Have the police resigned themselves to the fact that they are little more than a recording facility? A vehicle theft is (eventually) placed on the PNC LoS (Police National Computer Lost or Stolen) register in the hope this ‘negative’ will become a ‘positive’ and the scales of justice are once again balanced … since 16th century, Lady Justice is regularly depicted wearing a blindfold representing impartiality. Whilst the ideal is that justice should be applied without regard to wealth, power or status it appears this can now be equally applied to the failure to see the harm a vehicle theft causes:
inconvenience, hardship and financial loss to the original victim
profit to a thief – without deterrent
substantial inconvenience and loss to an Innocent purchaser unknowingly acquiring such a car
wasted police resources
19/10/2017, reported by the Association of British Investigators:
‘My car was parked on my driveway – the next morning it was gone’
I immediately called the maker’s On Call service, which I’d subscribed to, to see if it could be traced or immobilised. The chap on the line was very sympathetic, but explained I would need to speak to the police first before he could do anything. So that’s who I called next, to be told that only the “investigating officers” could speak to the On Call service and that they’d phone me back. This they did; seven hours later.
I was asked a few cursory questions and then told: “We won’t be able to investigate this further.” It felt like the ultimate box-ticking exercise.
I’m told my car is now likely on its way to Africa or Eastern Europe. That’s shocking enough. But it’s the casual acceptance of its fate that will be my lasting impression of the whole sorry episode.
The full, frank and concerning episode can be read by clicking here.
Possibly it is time for the authorities to embrace the work undertaken by insurers, their representatives, vehicle information suppliers, security experts and the likes of IAATI UK? The police have 'better things to do' than dealing with vehicle crime at its lowest level but it is here to stay and on the increase - dramatically so (about 30%). Nationwide there is an inconsistent approach to the subject, a lack of knowledge (how many stolen vehicle squads remain?) and therefore a lack of deterrent.
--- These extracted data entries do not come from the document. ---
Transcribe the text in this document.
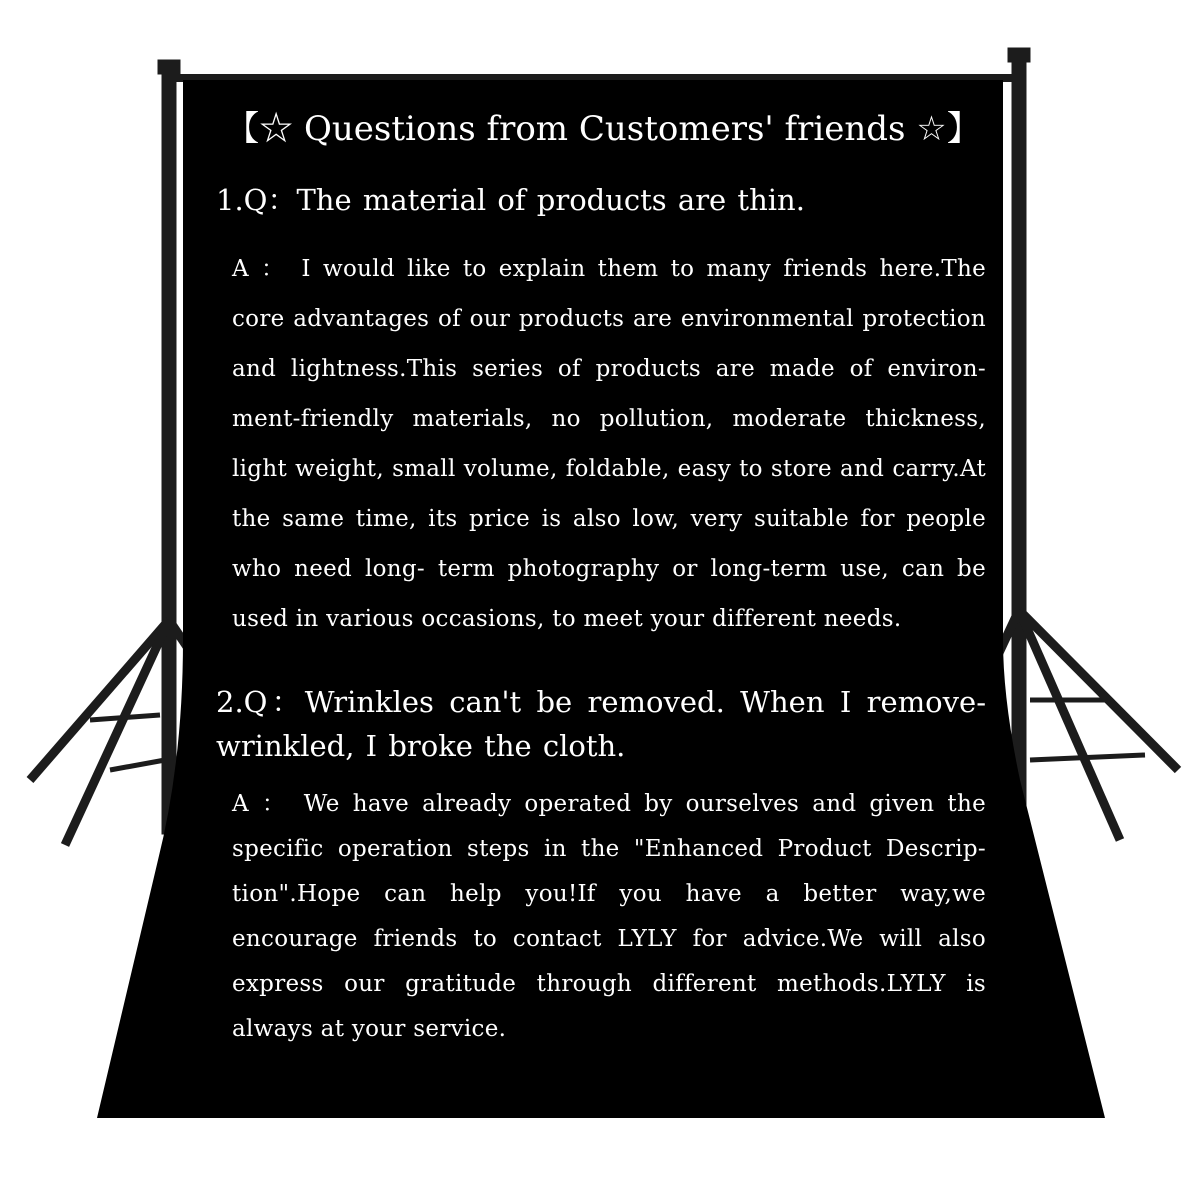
【☆ Questions from Customers' friends ☆】

1.Q：The material of products are thin.

A ： I would like to explain them to many friends here.The core advantages of our products are environmental protection and lightness.This series of products are made of environ- ment-friendly materials, no pollution, moderate thickness, light weight, small volume, foldable, easy to store and carry.At the same time, its price is also low, very suitable for people who need long- term photography or long-term use, can be used in various occasions, to meet your different needs.

2.Q：Wrinkles can't be removed. When I remove- wrinkled, I broke the cloth.

A ： We have already operated by ourselves and given the specific operation steps in the "Enhanced Product Descrip- tion".Hope can help you!If you have a better way,we encourage friends to contact LYLY for advice.We will also express our gratitude through different methods.LYLY is always at your service.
Archaic processes remain and it appears the approach to recording a vehicle theft is little more than it was in the 80's with a crime report being endorsed:
"vehicle left locked, secure and unattended. Unable to assist re' suspects".
There is so much more that could be done to deter theft, protect those who are offered a stolen vehicle and enable police officers to get on with 'priorities' and 'performance indicators'.